1742 Freiheit und Gnade. Die Gnade Christi beeinträchtigt unsere Freiheit keineswegs, falls diese dem Sinn für das Wahre und Gute entspricht, den Gott in das Herz des Menschen gelegt hat. Die christliche Erfahrung bezeugt vor allem im Gebet das Gegenteil: Unsere innere Freiheit und unsere Standhaftigkeit in Prüfungen sowie gegenüber dem Druck und den Zwängen der äußeren Welt nehmen in dem Maß zu, in dem wir den Anregungen der Gnade folgen. Durch das Wirken der Gnade erzieht uns der Heilige Geist zur geistigen Freiheit, um uns zu freien Mitarbeitern seines Werkes in Kirche und Welt zu machen (Vgl. dazu auch CEC 2002 CEC 1784).

"Allmächtiger und barmherziger Gott, ... Halte von uns fern, was uns gefährdet, und nimm weg, was uns an Seele und Leib bedrückt, damit wir freien Herzens deinen Willen tun" (MR, Tagesgebet vom 32. Sonntag).



KURZTEXTE



1743 Gott hat den Menschen der Macht der eigenen Entscheidung überlassen (Si 15 Si 14), damit er seinem Schöpfer in Freiheit anhängen und so zur seligen Vollendung gelangen kann (Vgl. GS 17,1).

1744 Die Freiheit ist die Macht zu handeln oder nicht zu handeln und selbständig willentliche Handlungen zu setzen. Die Ausübung der Freiheit ist vollkommen, wenn sie auf Gott, das höchste Gut, ausgerichtet ist.

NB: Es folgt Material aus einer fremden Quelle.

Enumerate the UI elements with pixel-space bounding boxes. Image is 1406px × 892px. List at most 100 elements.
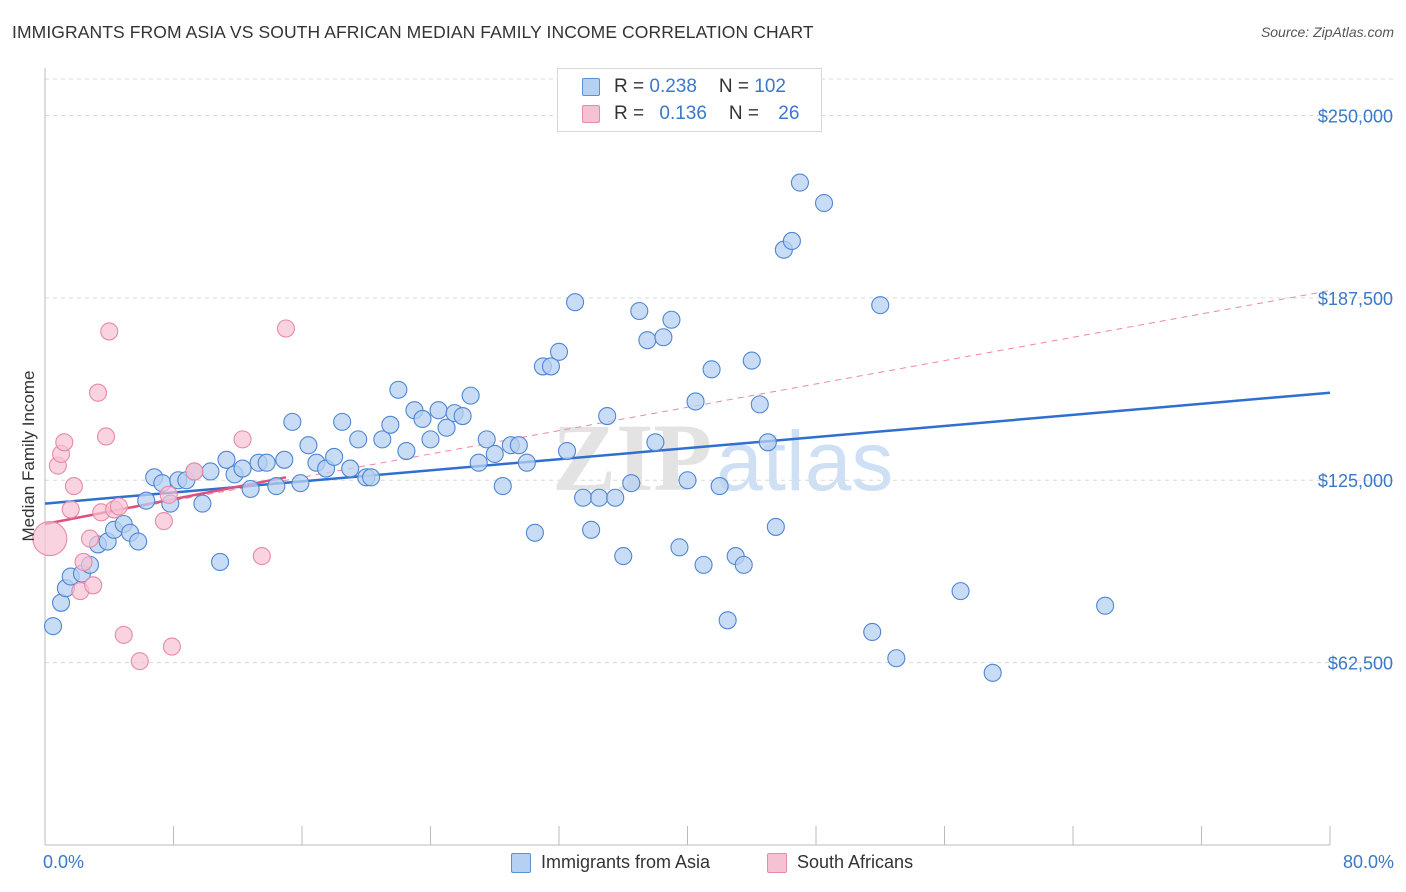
data-point-asia	[638, 331, 657, 350]
legend-swatch-blue	[511, 852, 531, 873]
data-point-asia	[662, 310, 681, 329]
stats-legend: R = 0.238 N = 102 R = 0.136 N = 26	[557, 68, 822, 132]
y-tick-label: $62,500	[1328, 654, 1393, 674]
data-point-asia	[485, 444, 504, 464]
x-axis-min-label: 0.0%	[43, 852, 85, 872]
data-point-asia	[718, 611, 737, 630]
data-point-asia	[362, 468, 381, 487]
data-point-asia	[630, 301, 649, 321]
watermark-atlas: atlas	[716, 414, 893, 508]
data-point-asia	[871, 296, 890, 315]
data-point-asia	[686, 392, 705, 411]
data-point-asia	[373, 430, 392, 449]
legend-r-label: R =	[614, 76, 650, 97]
series-immigrants-from-asia	[43, 173, 1115, 682]
y-tick-label: $125,000	[1318, 471, 1393, 491]
data-point-asia	[413, 409, 432, 429]
axes	[44, 68, 1331, 846]
data-point-asia	[574, 488, 593, 507]
data-point-asia	[758, 433, 777, 452]
data-point-asia	[257, 453, 276, 472]
data-point-south-africans	[130, 652, 149, 671]
legend-r-value: 0.136	[659, 103, 707, 124]
data-point-asia	[211, 552, 230, 571]
data-point-south-africans	[154, 512, 173, 531]
data-point-asia	[590, 488, 609, 507]
data-point-south-africans	[96, 427, 116, 446]
data-point-asia	[325, 447, 344, 466]
data-point-south-africans	[276, 319, 295, 338]
data-point-asia	[43, 617, 63, 636]
legend-n-value: 26	[778, 103, 800, 124]
data-point-asia	[750, 395, 769, 414]
data-point-asia	[291, 474, 310, 493]
data-point-asia	[694, 555, 713, 574]
data-point-asia	[525, 523, 544, 542]
legend-n-label: N =	[728, 103, 765, 124]
data-point-asia	[341, 459, 360, 478]
data-point-asia	[557, 442, 577, 461]
legend-swatch-blue	[582, 78, 600, 96]
data-point-asia	[217, 450, 236, 469]
data-point-south-africans	[114, 625, 133, 644]
legend-r-label: R =	[614, 103, 650, 124]
data-point-asia	[1096, 596, 1115, 615]
data-point-south-africans	[100, 322, 119, 341]
data-point-asia	[598, 406, 617, 426]
data-point-asia	[582, 520, 601, 539]
data-point-asia	[782, 231, 801, 251]
x-axis-max-label: 80.0%	[1342, 852, 1394, 872]
data-point-south-africans	[233, 430, 252, 449]
data-point-south-africans	[80, 529, 100, 548]
data-point-south-africans	[252, 547, 271, 566]
data-point-asia	[670, 538, 689, 557]
data-point-asia	[790, 173, 809, 192]
data-point-asia	[429, 401, 448, 420]
data-point-asia	[233, 459, 252, 478]
legend-label-south-africans: South Africans	[797, 852, 914, 872]
data-point-south-africans	[162, 637, 181, 656]
data-point-asia	[333, 412, 352, 431]
data-point-south-africans	[74, 552, 93, 571]
data-point-asia	[299, 436, 318, 455]
series-south-africans	[32, 319, 295, 671]
data-point-asia	[983, 663, 1002, 682]
data-point-asia	[283, 412, 302, 431]
data-point-asia	[493, 477, 512, 496]
data-point-asia	[814, 193, 834, 213]
legend-swatch-pink	[582, 105, 600, 123]
data-point-asia	[453, 406, 472, 426]
data-point-asia	[509, 436, 528, 455]
data-point-south-africans	[159, 485, 178, 504]
data-point-asia	[887, 649, 906, 668]
data-point-asia	[477, 430, 496, 449]
data-point-south-africans	[84, 576, 103, 595]
bottom-legend-south-africans: South Africans	[767, 852, 913, 873]
data-point-south-africans	[185, 462, 204, 481]
data-point-asia	[129, 532, 148, 551]
data-point-asia	[267, 477, 286, 496]
data-point-asia	[654, 328, 673, 347]
data-point-asia	[606, 488, 625, 507]
data-point-asia	[397, 442, 416, 461]
data-point-south-africans	[61, 500, 80, 519]
legend-n-value: 102	[754, 76, 786, 97]
data-point-asia	[437, 418, 456, 437]
data-point-asia	[863, 622, 882, 642]
data-point-asia	[710, 477, 729, 496]
data-point-south-africans	[32, 521, 68, 557]
data-point-asia	[381, 415, 400, 434]
data-point-asia	[646, 433, 665, 452]
data-point-asia	[702, 360, 721, 379]
source-label: Source: ZipAtlas.com	[1260, 24, 1394, 40]
data-point-south-africans	[88, 383, 108, 402]
data-point-asia	[389, 380, 408, 399]
data-point-asia	[549, 342, 569, 361]
data-point-asia	[622, 474, 641, 493]
legend-r-value: 0.238	[649, 76, 697, 97]
data-point-asia	[193, 494, 212, 513]
y-tick-label: $187,500	[1318, 289, 1393, 309]
data-point-asia	[766, 517, 785, 536]
chart-title: IMMIGRANTS FROM ASIA VS SOUTH AFRICAN ME…	[12, 22, 814, 42]
bottom-legend-asia: Immigrants from Asia	[511, 852, 710, 873]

1745 Die Freiheit kennzeichnet die eigentlich menschlichen Handlungen. Sie macht den Menschen für willentlich gesetzte Taten verantwortlich. Seine willentlichen Handlungen sind ihm zu eigen.

1746 Unkenntnis, Gewalt, Furcht und weitere psychische oder gesellschaftliche Umstände können die Anrechenbarkeit einer Tat und die Verantwortung für sie vermindern oder aufheben.

1747 Das Recht, seine Freiheit auszuüben, ist eine von der Menschenwürde untrennbare Forderung, besonders in religiösen und sittlichen Belangen. Mit der Ausübung der Freiheit ist aber nicht das Recht gegeben, alles zu sagen oder alles zu tun.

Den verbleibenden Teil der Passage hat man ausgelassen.